By day five, when we had an appointment with a nurse for a weight check, I knew I had to talk to her about breastfeeding.  She was also a lactation consultant, so I was hopeful that she could help.  She watched us for a bit and we talked about how things were going.  My husband seemed uncomfortable about this process, so he took a little walk.  I thought this was a little strange, as he is always very supportive of me breastfeeding.  But, this was hard for him.  He knew I was having trouble and wanted to help, but there was nothing he could do.  As the LC and I talked, I could see her only suggestion was going to be "power through the pain."  It was me that brought up the nipple shield.  I'm no wimp.  I didn't use any pain meds during the birth of my 9 lb 7 oz baby.  But, I didn't think that I was going to be able to keep doing this much longer.  I could tell that I was starting to dread every nursing session.  She didn't want to jump strait to a nipple shield, but we couldn't come up with anything else to help.  She finally pulled one out and we tried it in her office.  Wow!  I could feel myself relax and all the tension in my body drain away.  No pain!  I left her office grinning and feeling more optimistic than I had been all week.

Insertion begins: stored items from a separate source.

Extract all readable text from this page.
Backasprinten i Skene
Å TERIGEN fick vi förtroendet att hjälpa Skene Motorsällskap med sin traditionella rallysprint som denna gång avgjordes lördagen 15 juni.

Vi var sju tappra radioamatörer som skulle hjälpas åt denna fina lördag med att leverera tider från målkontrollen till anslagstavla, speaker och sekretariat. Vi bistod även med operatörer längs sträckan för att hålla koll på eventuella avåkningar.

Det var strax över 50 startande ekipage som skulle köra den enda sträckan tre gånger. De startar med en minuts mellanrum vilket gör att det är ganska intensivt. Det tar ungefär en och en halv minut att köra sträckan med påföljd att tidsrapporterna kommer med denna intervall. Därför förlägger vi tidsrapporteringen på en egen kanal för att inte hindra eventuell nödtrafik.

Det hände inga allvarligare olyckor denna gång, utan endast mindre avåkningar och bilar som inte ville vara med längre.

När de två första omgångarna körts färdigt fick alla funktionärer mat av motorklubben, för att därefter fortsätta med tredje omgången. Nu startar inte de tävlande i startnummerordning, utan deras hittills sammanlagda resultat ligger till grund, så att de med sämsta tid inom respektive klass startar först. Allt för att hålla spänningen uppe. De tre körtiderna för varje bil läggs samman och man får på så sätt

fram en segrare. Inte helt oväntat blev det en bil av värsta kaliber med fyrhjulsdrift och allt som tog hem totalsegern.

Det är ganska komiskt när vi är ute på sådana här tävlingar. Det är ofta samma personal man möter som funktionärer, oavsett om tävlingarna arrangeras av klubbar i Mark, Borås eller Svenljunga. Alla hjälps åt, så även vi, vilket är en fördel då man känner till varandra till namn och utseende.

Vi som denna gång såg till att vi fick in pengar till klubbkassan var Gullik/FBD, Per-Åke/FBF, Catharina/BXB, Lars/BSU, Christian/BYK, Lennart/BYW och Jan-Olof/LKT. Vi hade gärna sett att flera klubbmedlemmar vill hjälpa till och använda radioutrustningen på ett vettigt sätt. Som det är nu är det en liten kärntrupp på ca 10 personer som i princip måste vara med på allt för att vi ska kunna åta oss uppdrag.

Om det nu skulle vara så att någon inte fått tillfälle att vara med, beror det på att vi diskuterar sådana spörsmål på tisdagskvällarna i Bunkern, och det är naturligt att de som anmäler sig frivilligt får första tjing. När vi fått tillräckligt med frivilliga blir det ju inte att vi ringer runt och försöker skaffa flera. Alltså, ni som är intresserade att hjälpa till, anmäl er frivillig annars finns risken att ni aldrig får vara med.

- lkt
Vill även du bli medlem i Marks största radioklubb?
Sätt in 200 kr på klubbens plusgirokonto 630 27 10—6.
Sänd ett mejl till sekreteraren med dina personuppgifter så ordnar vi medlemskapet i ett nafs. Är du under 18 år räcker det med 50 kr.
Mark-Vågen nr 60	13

I was careful to use the shield only as much as I needed it.  Baby didn't seem to care one way or the other.  I was happy that he didn't decide that he couldn't eat without it.  The shield also helped pull my right nipple into a shape where baby could get it in his mouth more easily and we could use that side sitting up.  I needed to use the shield almost all the time for the first few days, while my nipples healed.  Then, slowly, I was able to use it less and less.  I started to forget to put lanolin on my nipples after nursing.  I stopped worrying that my injured nipple would stick to my nursing pads.  After a couple weeks, my husband asked me how often I needed to use the shield, and I realized that I hadn't used it in days.  I haven't needed it since.

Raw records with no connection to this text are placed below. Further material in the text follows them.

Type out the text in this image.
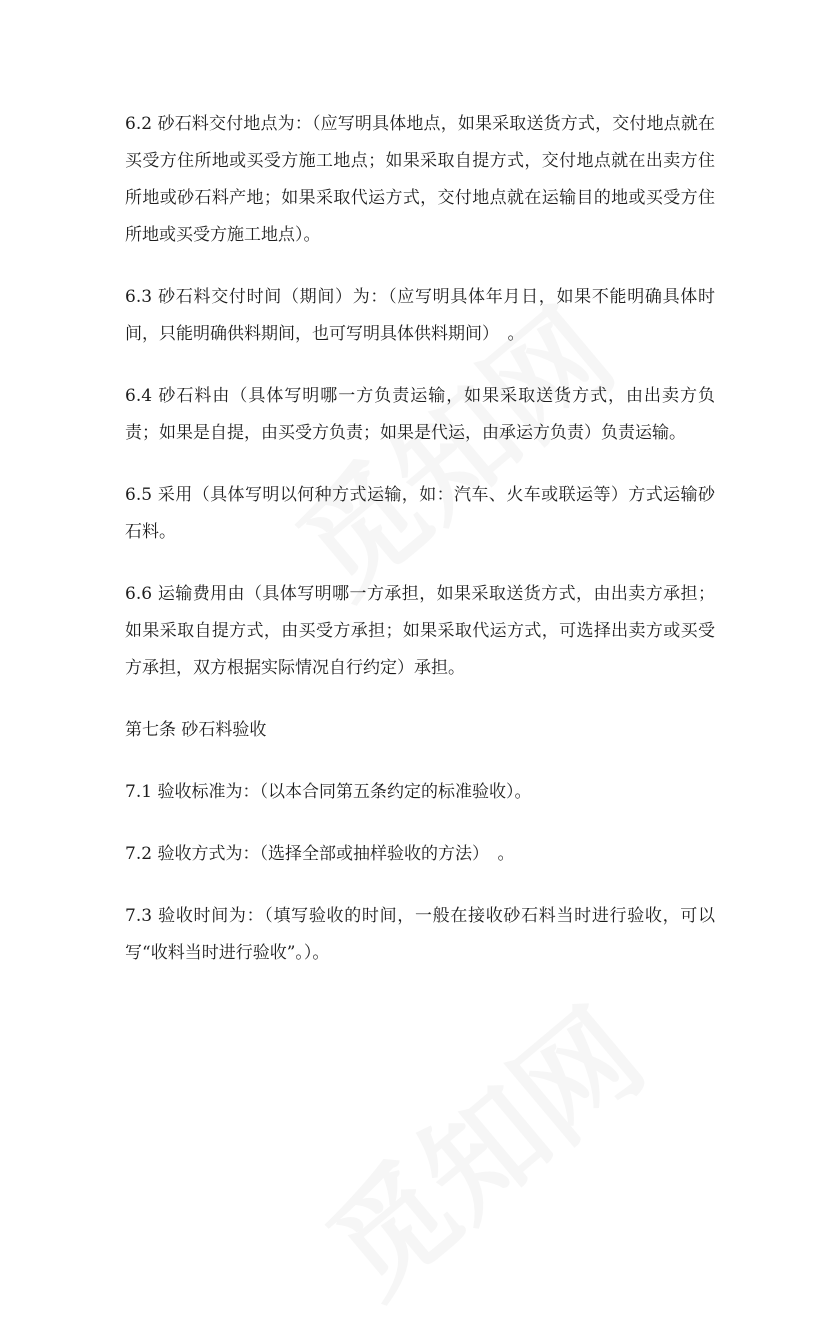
6.2 砂石料交付地点为：（应写明具体地点，如果采取送货方式，交付地点就在买受方住所地或买受方施工地点；如果采取自提方式，交付地点就在出卖方住所地或砂石料产地；如果采取代运方式，交付地点就在运输目的地或买受方住所地或买受方施工地点）。

6.3 砂石料交付时间（期间）为：（应写明具体年月日，如果不能明确具体时间，只能明确供料期间，也可写明具体供料期间）　。

6.4 砂石料由（具体写明哪一方负责运输，如果采取送货方式，由出卖方负责；如果是自提，由买受方负责；如果是代运，由承运方负责）负责运输。

6.5 采用（具体写明以何种方式运输，如：汽车、火车或联运等）方式运输砂石料。

6.6 运输费用由（具体写明哪一方承担，如果采取送货方式，由出卖方承担；如果采取自提方式，由买受方承担；如果采取代运方式，可选择出卖方或买受方承担，双方根据实际情况自行约定）承担。

第七条 砂石料验收

7.1 验收标准为：（以本合同第五条约定的标准验收）。

7.2 验收方式为：（选择全部或抽样验收的方法）　。

7.3 验收时间为：（填写验收的时间，一般在接收砂石料当时进行验收，可以写“收料当时进行验收”。）。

I'm still amazed at how comfortable we are with breastfeeding now.  I have always heard that if I could get through the first few weeks, it would get better.  Everyone's experience is different, but this was very true for me.  I look down now at my happily nursing baby and am so glad that I didn't give up.  I never thought that I would use a nipple shield.  But, in the end, I'm glad it was there when I needed it.

Sunday, January 1, 2012

My Best New Years Yet!

This year was the first time in eight years that I wasn't serving drinks for New Years Eve.  Sometimes I would try and go out for a few drinks after work, but it was always a huge appointment.  Everyone was already trashed and stupid, exactly the same people I had just had my fill of waiting on during one of the worst nights of the year at work.  Anyone who has ever worked a job like that can tell you there is such a thing as too busy.  When it's too crowded to get to your customers frequently enough, well, they just go get it themselves.  Then, they are cranky about that and don't even tip the bartender.  Not everyone is like this, but enough are that it turns a night that looks like it should be great into just a bunch of craziness.  It's frustrating and everyone has to work.  So, after a night like that I could go out, deal with more drunk, crazed celebrators and no available cabs which means getting stuck somewhere for who knows how long OR I  could just go home.  After getting home a few years ago at 9 a.m. pissed off, sober and exhausted, I learned my lesson.

What did I do this year?  I stayed home.  But this time I was hanging out with Moon Baby.  I didn't have to deal with the crappy weather outside or ANY drunk people.  Sure, I was puked on a couple times, and I had someone yelling at me that he wanted a drink.  This year, I made no tips.  My husband had to work, so my "New Years kiss" was a phone call.  I even got pooped on a little bit.  But, Moon Baby's smiles and laughs made it much more fun than anything else I could have been doing.  This is one of those times when I have thought back to what my life was like a year ago, before baby or even pregnancy, and am amazed by how much things can change in only one year.  Where will I be next New Years?  I can't wait to find out!